Read Mapping to reference sequences
All single nucleotide variants (SNVs) of 75 samples were obtained by comparing the valid sequencing data with the human reference genome (UCSC Genome Browser hg19) using Burrows-Wheeler Aligner (BWA) software to gain the primary mapping results. And then, the aligned data were sorted by SAMtools to select the best mapping positions, and the duplicated reads were marked by Picard (http://sourceforge.net/ projects/picard/) so that they could be used in the next analysis.
In addition, the functional annotation was conducted to find the genetic variation associated with DLSS. First, all variants were annotated using the ANNOVAR software tool.

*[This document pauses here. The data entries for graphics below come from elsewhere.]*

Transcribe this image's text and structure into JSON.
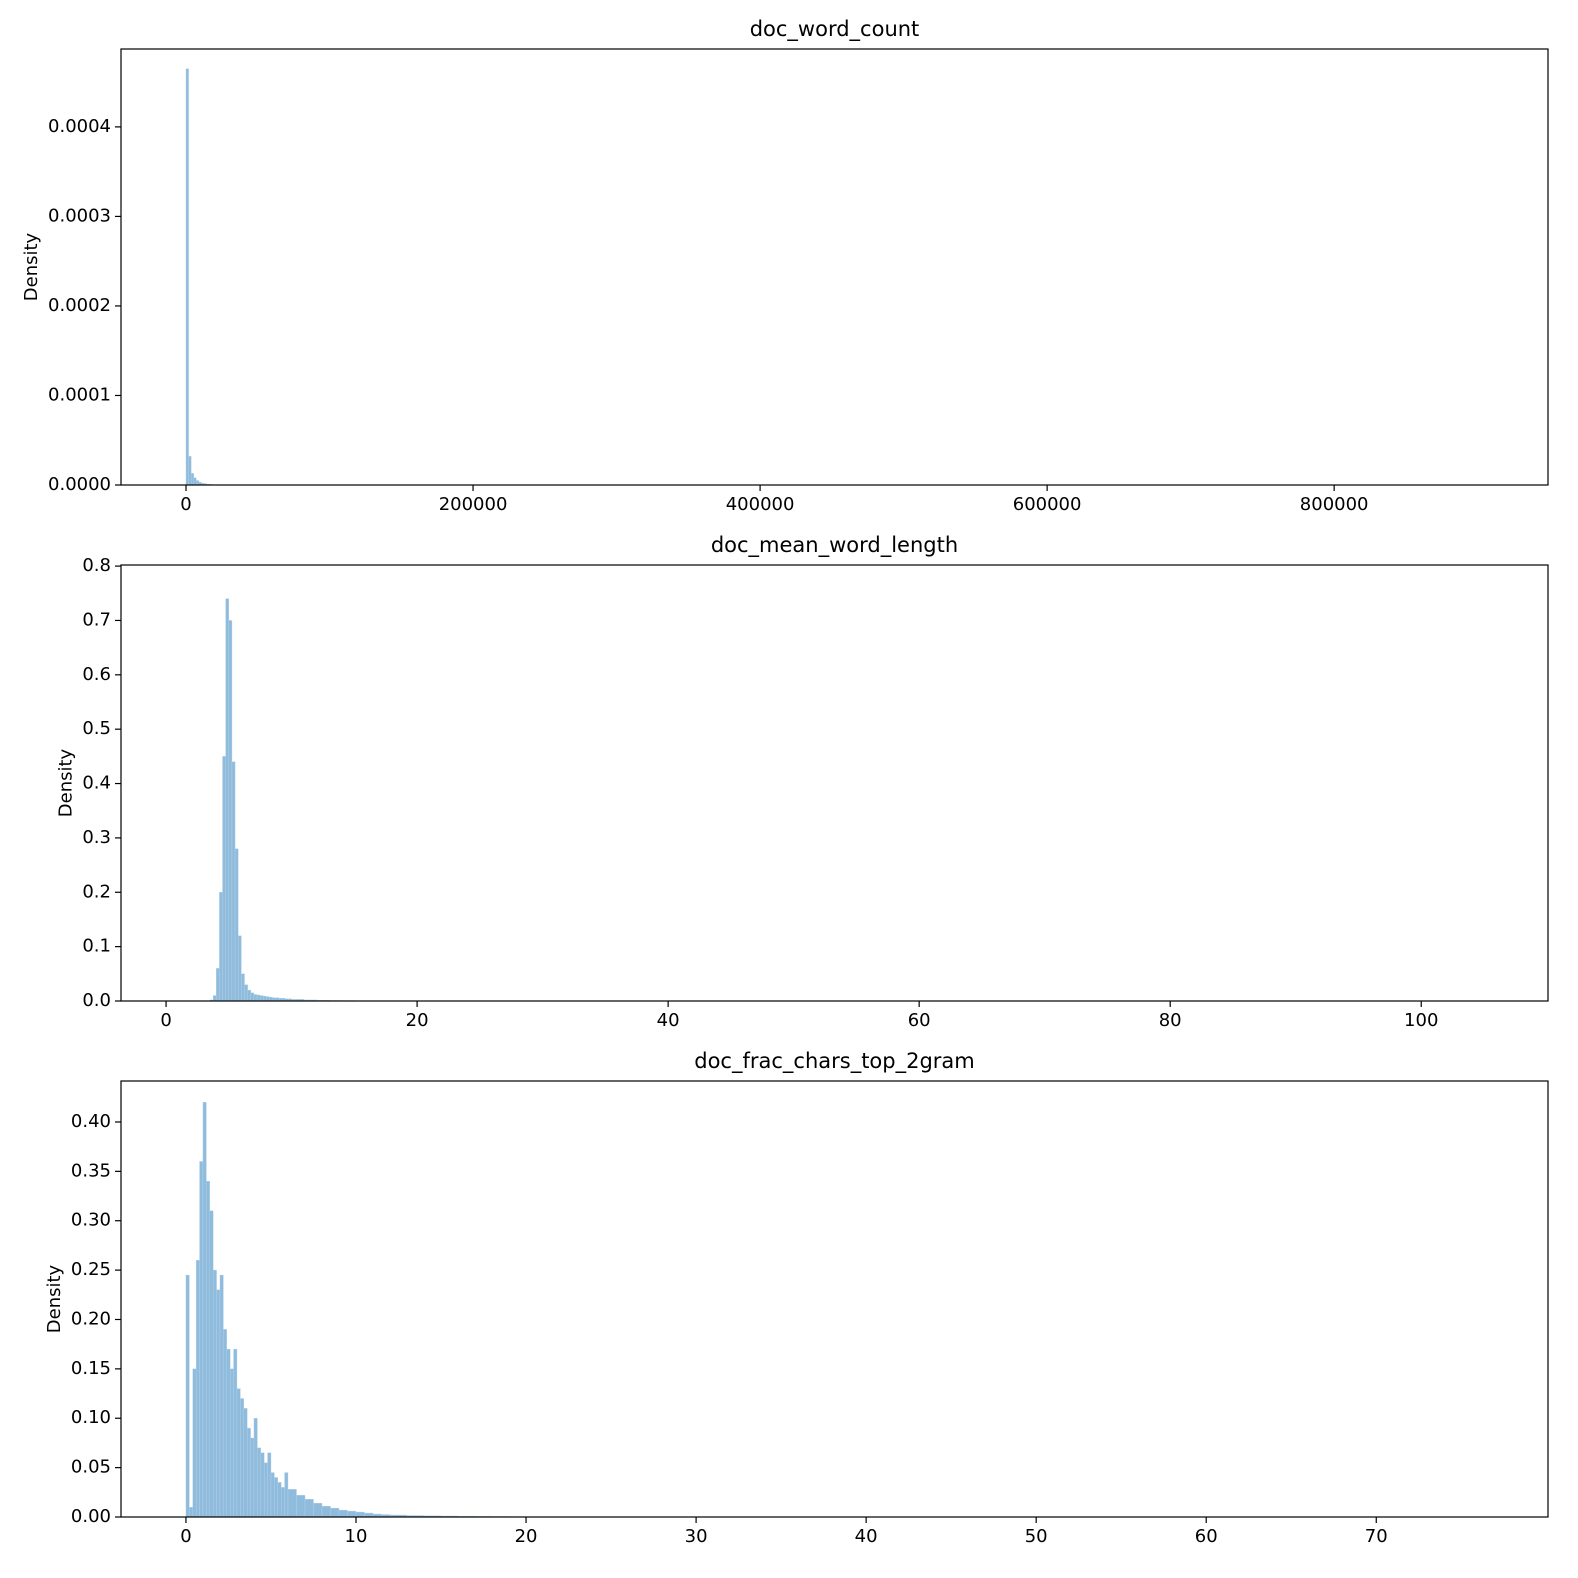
{
  "chart_data": [
    {
      "type": "histogram",
      "title": "doc_word_count",
      "ylabel": "Density",
      "color": "#8fbbdc",
      "bins": [
        0,
        1800,
        3600,
        5400,
        7200,
        9000,
        10800,
        12600,
        14400,
        16200,
        18000
      ],
      "values": [
        0.000465,
        3.2e-05,
        1.3e-05,
        8e-06,
        5e-06,
        3e-06,
        2e-06,
        1.5e-06,
        1e-06,
        8e-07
      ],
      "xlim": [
        -45300,
        949000
      ],
      "ylim": [
        0,
        0.000487
      ],
      "xticks": [
        0,
        200000,
        400000,
        600000,
        800000
      ],
      "yticks": [
        {
          "value": 0,
          "label": "0.0000"
        },
        {
          "value": 0.0001,
          "label": "0.0001"
        },
        {
          "value": 0.0002,
          "label": "0.0002"
        },
        {
          "value": 0.0003,
          "label": "0.0003"
        },
        {
          "value": 0.0004,
          "label": "0.0004"
        }
      ]
    },
    {
      "type": "histogram",
      "title": "doc_mean_word_length",
      "ylabel": "Density",
      "color": "#8fbbdc",
      "bins": [
        3.5,
        3.75,
        4,
        4.25,
        4.5,
        4.75,
        5,
        5.25,
        5.5,
        5.75,
        6,
        6.25,
        6.5,
        6.75,
        7,
        7.25,
        7.5,
        7.75,
        8,
        8.25,
        8.5,
        8.75,
        9,
        9.25,
        9.5,
        9.75,
        10,
        11,
        12,
        13,
        14,
        15
      ],
      "values": [
        0.002,
        0.01,
        0.06,
        0.2,
        0.45,
        0.74,
        0.7,
        0.44,
        0.28,
        0.12,
        0.05,
        0.03,
        0.02,
        0.015,
        0.012,
        0.011,
        0.01,
        0.009,
        0.008,
        0.007,
        0.006,
        0.006,
        0.005,
        0.005,
        0.004,
        0.004,
        0.003,
        0.002,
        0.0015,
        0.001,
        0.0008
      ],
      "xlim": [
        -3.59,
        110.1
      ],
      "ylim": [
        0,
        0.802
      ],
      "xticks": [
        0,
        20,
        40,
        60,
        80,
        100
      ],
      "yticks": [
        {
          "value": 0,
          "label": "0.0"
        },
        0.1,
        0.2,
        0.3,
        0.4,
        0.5,
        0.6,
        0.7,
        0.8
      ]
    },
    {
      "type": "histogram",
      "title": "doc_frac_chars_top_2gram",
      "ylabel": "Density",
      "color": "#8fbbdc",
      "bins": [
        0,
        0.2,
        0.4,
        0.6,
        0.8,
        1,
        1.2,
        1.4,
        1.6,
        1.8,
        2,
        2.2,
        2.4,
        2.6,
        2.8,
        3,
        3.2,
        3.4,
        3.6,
        3.8,
        4,
        4.2,
        4.4,
        4.6,
        4.8,
        5,
        5.2,
        5.4,
        5.6,
        5.8,
        6,
        6.5,
        7,
        7.5,
        8,
        8.5,
        9,
        9.5,
        10,
        10.5,
        11,
        11.5,
        12,
        13,
        14,
        15,
        16,
        17,
        18,
        19,
        20
      ],
      "values": [
        0.245,
        0.01,
        0.15,
        0.26,
        0.36,
        0.42,
        0.34,
        0.31,
        0.25,
        0.23,
        0.245,
        0.19,
        0.17,
        0.15,
        0.17,
        0.13,
        0.12,
        0.11,
        0.09,
        0.08,
        0.1,
        0.07,
        0.065,
        0.055,
        0.065,
        0.045,
        0.04,
        0.035,
        0.03,
        0.045,
        0.028,
        0.022,
        0.018,
        0.014,
        0.011,
        0.009,
        0.007,
        0.006,
        0.005,
        0.004,
        0.003,
        0.0025,
        0.002,
        0.0015,
        0.0012,
        0.001,
        0.0008,
        0.0006,
        0.0005,
        0.0004
      ],
      "xlim": [
        -3.82,
        80.1
      ],
      "ylim": [
        0,
        0.4415
      ],
      "xticks": [
        0,
        10,
        20,
        30,
        40,
        50,
        60,
        70
      ],
      "yticks": [
        {
          "value": 0,
          "label": "0.00"
        },
        0.05,
        {
          "value": 0.1,
          "label": "0.10"
        },
        0.15,
        {
          "value": 0.2,
          "label": "0.20"
        },
        0.25,
        {
          "value": 0.3,
          "label": "0.30"
        },
        0.35,
        {
          "value": 0.4,
          "label": "0.40"
        }
      ]
    }
  ]
}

Then, the normal population variant databases, including 1000g2015aug_all, 1000g2015aug_Chinese,esp6500siv2_all,NovoDb_WES_SNP and ExAC database, were performed to exclude the common variations occurring with no more than 1% minor allele frequency (MAF).
Candidate susceptible variants and gene selection
The SIFT, PolyPhen-2 and MutationTaster were performed to predict whether the substitution of amino acid affected the function of the protein. The mutation was selected as candidate susceptible variant if one of the three software showed it was pathological.

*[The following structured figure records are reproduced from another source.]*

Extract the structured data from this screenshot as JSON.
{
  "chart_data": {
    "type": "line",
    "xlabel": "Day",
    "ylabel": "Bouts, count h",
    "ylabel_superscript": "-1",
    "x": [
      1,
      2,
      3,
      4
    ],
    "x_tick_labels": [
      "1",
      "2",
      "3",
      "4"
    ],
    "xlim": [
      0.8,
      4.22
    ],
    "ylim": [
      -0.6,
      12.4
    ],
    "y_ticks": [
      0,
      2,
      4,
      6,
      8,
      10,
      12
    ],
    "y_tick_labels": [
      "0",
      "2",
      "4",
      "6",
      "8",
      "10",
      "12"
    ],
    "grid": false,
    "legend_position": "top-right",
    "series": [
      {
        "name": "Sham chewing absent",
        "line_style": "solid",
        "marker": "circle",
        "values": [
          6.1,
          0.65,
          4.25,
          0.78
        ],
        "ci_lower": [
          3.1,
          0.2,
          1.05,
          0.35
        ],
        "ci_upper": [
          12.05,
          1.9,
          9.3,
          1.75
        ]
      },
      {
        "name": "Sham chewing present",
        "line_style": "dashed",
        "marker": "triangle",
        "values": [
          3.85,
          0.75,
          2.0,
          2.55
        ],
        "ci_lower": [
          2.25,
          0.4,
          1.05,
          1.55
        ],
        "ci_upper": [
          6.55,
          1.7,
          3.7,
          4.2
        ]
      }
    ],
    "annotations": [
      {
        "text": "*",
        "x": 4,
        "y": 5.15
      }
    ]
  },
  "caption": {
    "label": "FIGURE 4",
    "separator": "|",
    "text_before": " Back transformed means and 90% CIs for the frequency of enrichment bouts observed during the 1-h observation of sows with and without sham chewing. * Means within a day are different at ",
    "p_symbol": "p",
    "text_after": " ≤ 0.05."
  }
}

Gene function enrichment analysis
Toppgene suite was used for gene list enrichment analysis and candidate gene prioritization based on functional annotations and protein interactions network (https://toppgene.cchmc.org/). A web-based portal named Metascape (http://metascape.org/) was used to do Gene Ontology (GO) enrichment analysis. GSEA software (version 3.0) with “c2.cp.kegg.v6.1symbols.gmt” gene sets database was used to do Gene Set Enrichment Analysis (GSEA) (http://www.broadinstitute.org/gsea/index.jsp), to identify significantly enriched or depleted genes that show statistically significant, concordant differences between two given clusters.
Statistical analysis
A Fisher's exact test was used for evaluating the association between rare variants and disease phenotype (case/control data) with Benjaminiand-Hochberg method, which is a type of false discovery rate (FDR) test and is used in multiple hypothesis testing to correct for multiple comparisons.